2020年MotoGP第9戦カタルーニャGPに訪れた マルク・マルケス(レプソル・ホンダ・チーム)

「復帰してからすべての週末がそうだけど、ムジェロは難しかった。でも、とにかくここからだ。カタルーニャでも僕たちのやり方でもう一歩前進できるようにトライし、プロセスを続け、改善できるか見てみたいと思う」とマルケス。

「特にフィーリング(が重要)で、リザルトは問題ではない。8位、10位、12位でフィニッシュしたからといって人生が変わるわけではないから、フィーリングを向上させることが重要だ」

2021年MotoGP第5戦フランスGP:マルク・マルケス(レプソル・ホンダ・チーム)

 決勝ではシングルフィニッシュを見せており、フランスGPではトップを快走するパフォーマンスを発揮したが、まだ身体の状況は万全ではないという。そして、ジムでMotoGPマシンに乗るためのトレーニングはすべてできないこと、MotoGPの過酷さについても述べた。

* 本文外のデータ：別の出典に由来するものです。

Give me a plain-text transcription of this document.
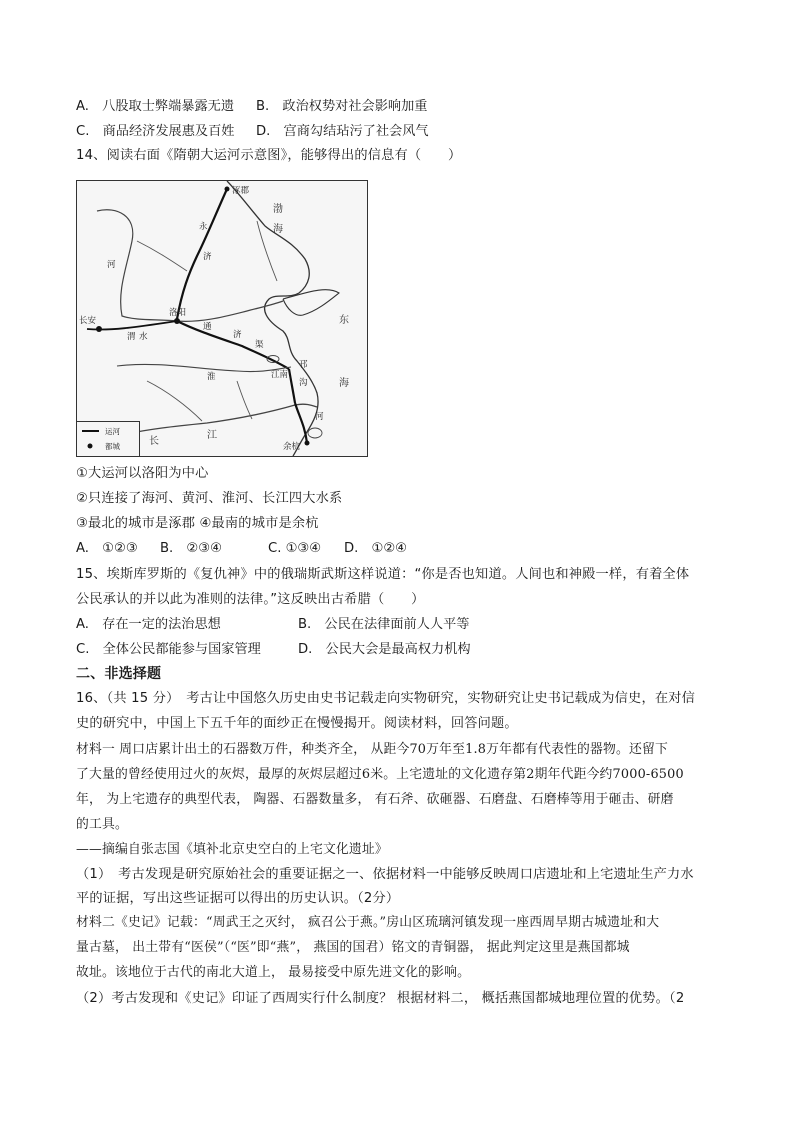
A.　八股取士弊端暴露无遗 B.　政治权势对社会影响加重
C.　商品经济发展惠及百姓 D.　宫商勾结玷污了社会风气
14、阅读右面《隋朝大运河示意图》，能够得出的信息有（　　）
涿郡
渤
海
东
海
永
济
河
通
济
渠
洛阳
长安
渭 水
淮
邗
沟
江南
河
余杭
长
江
运河
都城
①大运河以洛阳为中心
②只连接了海河、黄河、淮河、长江四大水系
③最北的城市是涿郡 ④最南的城市是余杭
A.　①②③ B.　②③④	C. ①③④ D.　①②④
15、埃斯库罗斯的《复仇神》中的俄瑞斯武斯这样说道：“你是否也知道。人间也和神殿一样，有着全体
公民承认的并以此为准则的法律。”这反映出古希腊（　　）
A.　存在一定的法治思想	B.　公民在法律面前人人平等
C.　全体公民都能参与国家管理	D.　公民大会是最高权力机构
二、非选择题
16、（共 15 分）　考古让中国悠久历史由史书记载走向实物研究，实物研究让史书记载成为信史，在对信
史的研究中，中国上下五千年的面纱正在慢慢揭开。阅读材料，回答问题。
材料一 周口店累计出土的石器数万件，种类齐全， 从距今70万年至1.8万年都有代表性的器物。还留下
了大量的曾经使用过火的灰烬，最厚的灰烬层超过6米。上宅遗址的文化遗存第2期年代距今约7000-6500
年， 为上宅遗存的典型代表， 陶器、石器数量多， 有石斧、砍砸器、石磨盘、石磨棒等用于砸击、研磨
的工具。
——摘编自张志国《填补北京史空白的上宅文化遗址》
（1）　考古发现是研究原始社会的重要证据之一、依据材料一中能够反映周口店遗址和上宅遗址生产力水
平的证据，写出这些证据可以得出的历史认识。（2分）
材料二《史记》记载：“周武王之灭纣， 疯召公于燕。”房山区琉璃河镇发现一座西周早期古城遗址和大
量古墓， 出土带有“医侯”（“医”即“燕”， 燕国的国君）铭文的青铜器， 据此判定这里是燕国都城
故址。该地位于古代的南北大道上， 最易接受中原先进文化的影响。
（2）考古发现和《史记》印证了西周实行什么制度？ 根据材料二， 概括燕国都城地理位置的优势。（2
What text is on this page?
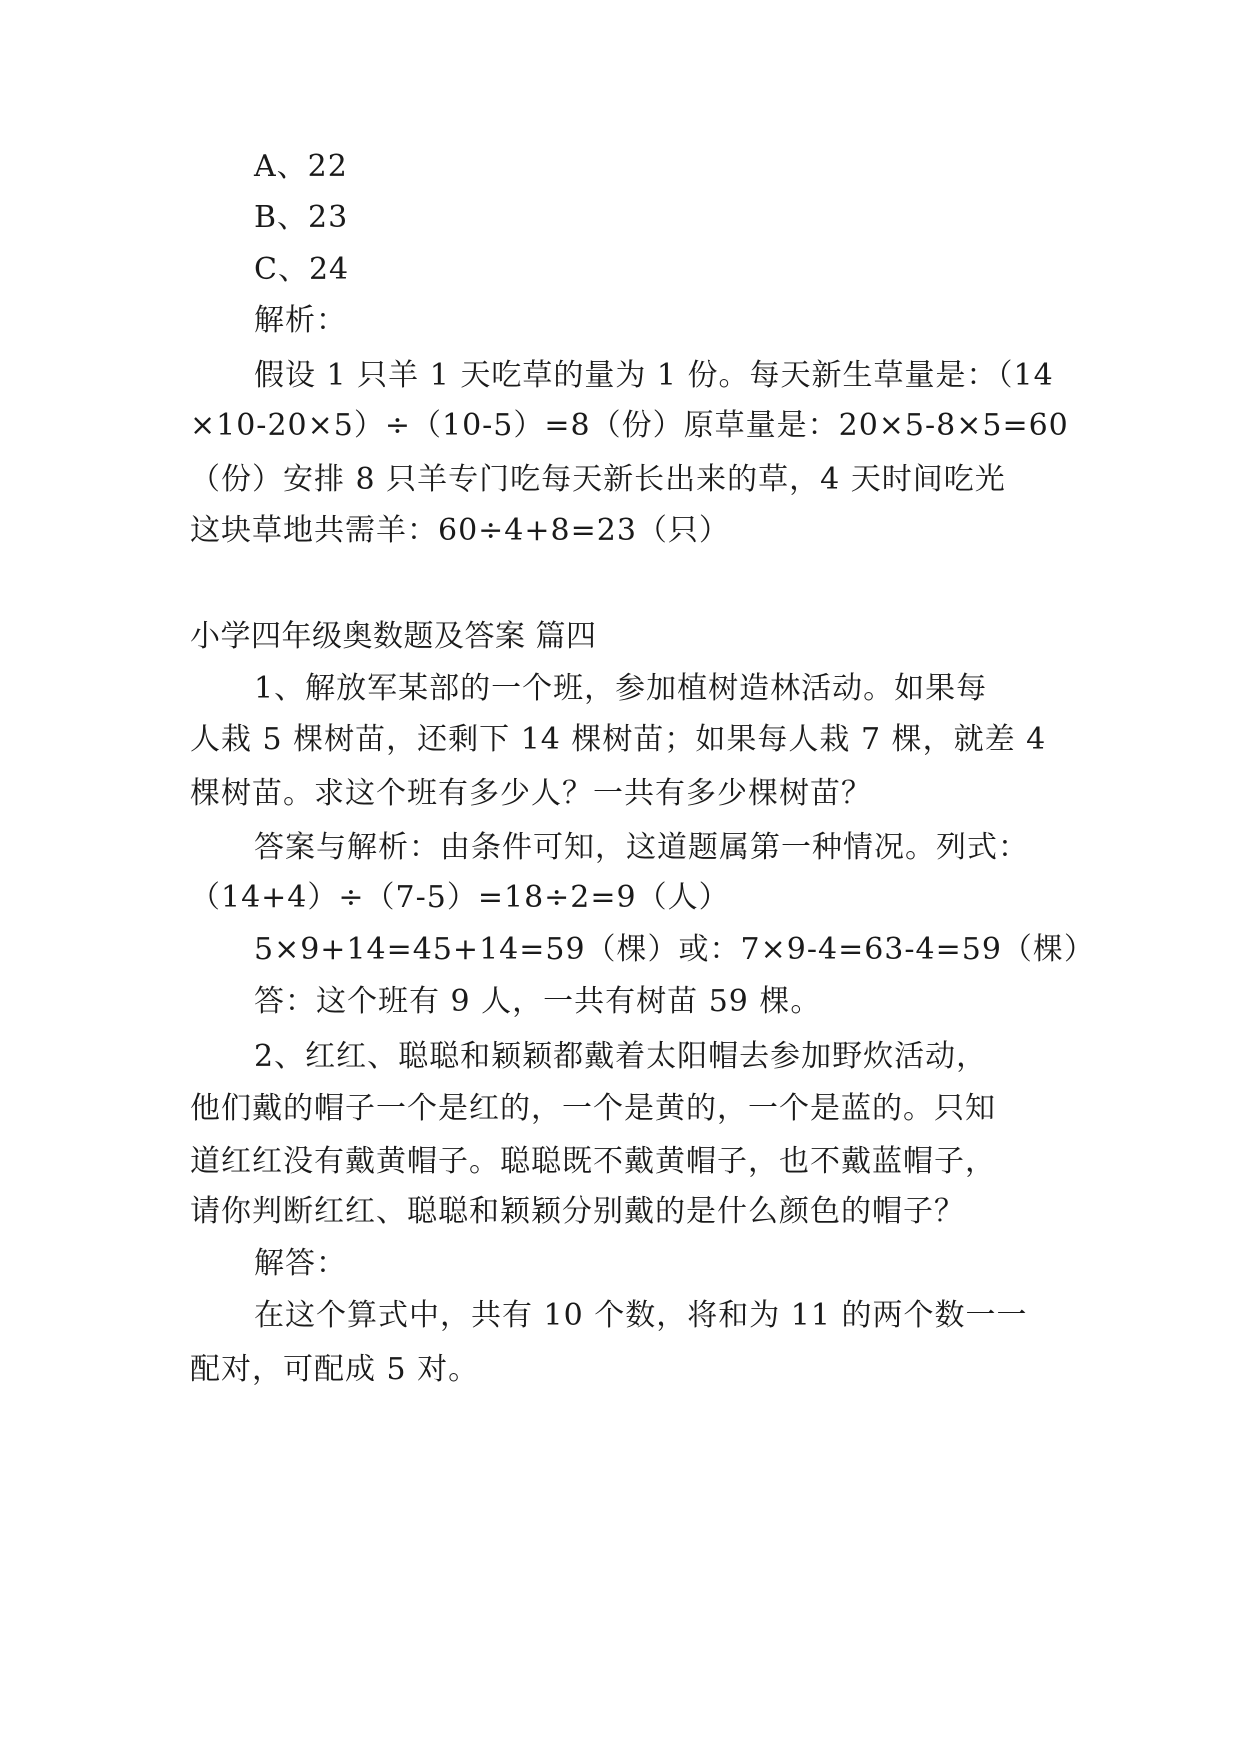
A、22
B、23
C、24
解析：
假设 1 只羊 1 天吃草的量为 1 份。每天新生草量是：（14
×10-20×5）÷（10-5）=8（份）原草量是：20×5-8×5=60
（份）安排 8 只羊专门吃每天新长出来的草，4 天时间吃光
这块草地共需羊：60÷4+8=23（只）
小学四年级奥数题及答案 篇四
1、解放军某部的一个班，参加植树造林活动。如果每
人栽 5 棵树苗，还剩下 14 棵树苗；如果每人栽 7 棵，就差 4
棵树苗。求这个班有多少人？一共有多少棵树苗？
答案与解析：由条件可知，这道题属第一种情况。列式：
（14+4）÷（7-5）=18÷2=9（人）
5×9+14=45+14=59（棵）或：7×9-4=63-4=59（棵）
答：这个班有 9 人，一共有树苗 59 棵。
2、红红、聪聪和颖颖都戴着太阳帽去参加野炊活动，
他们戴的帽子一个是红的，一个是黄的，一个是蓝的。只知
道红红没有戴黄帽子。聪聪既不戴黄帽子，也不戴蓝帽子，
请你判断红红、聪聪和颖颖分别戴的是什么颜色的帽子？
解答：
在这个算式中，共有 10 个数，将和为 11 的两个数一一
配对，可配成 5 对。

「復帰した時は、多少なりともバイクを走らせる状態になっていると思っていたかもしれない。最も驚いたのはMotoGPマシンがいかに過酷かということだ。長い間、家にいると、身体面に対して、どれぐらい厳しさがあるかを少し忘れてしまうことがある」

「さらに驚いたのは、ジムでトレーニングを積み、準備ができると思っても、MotoGPマシンに乗ると力がいるし、横方向の力はジムではどうすることもできない。市販車では連続走行ができたけど、MotoGPマシンではまだ5ラップしかアグレッシブに走れないよ。僕のライディングスタイルではね」

「家に長い間滞在すると、どれほどバイクの要求が厳しかったのかと忘れてしまうけど、世界最高のライダーたちが世界最高のバイクに乗っているから、表彰台や優勝争いがしたければ、すべての面で100%の力を発揮しないといけないね」

 まだ5ラップ程度しか攻めた走りができないようだが、毎レースごとにフィーリングを取り戻しているマルケス。100%の力を発揮し、復帰後初の表彰台、優勝を飾るのはいつになるだろうか。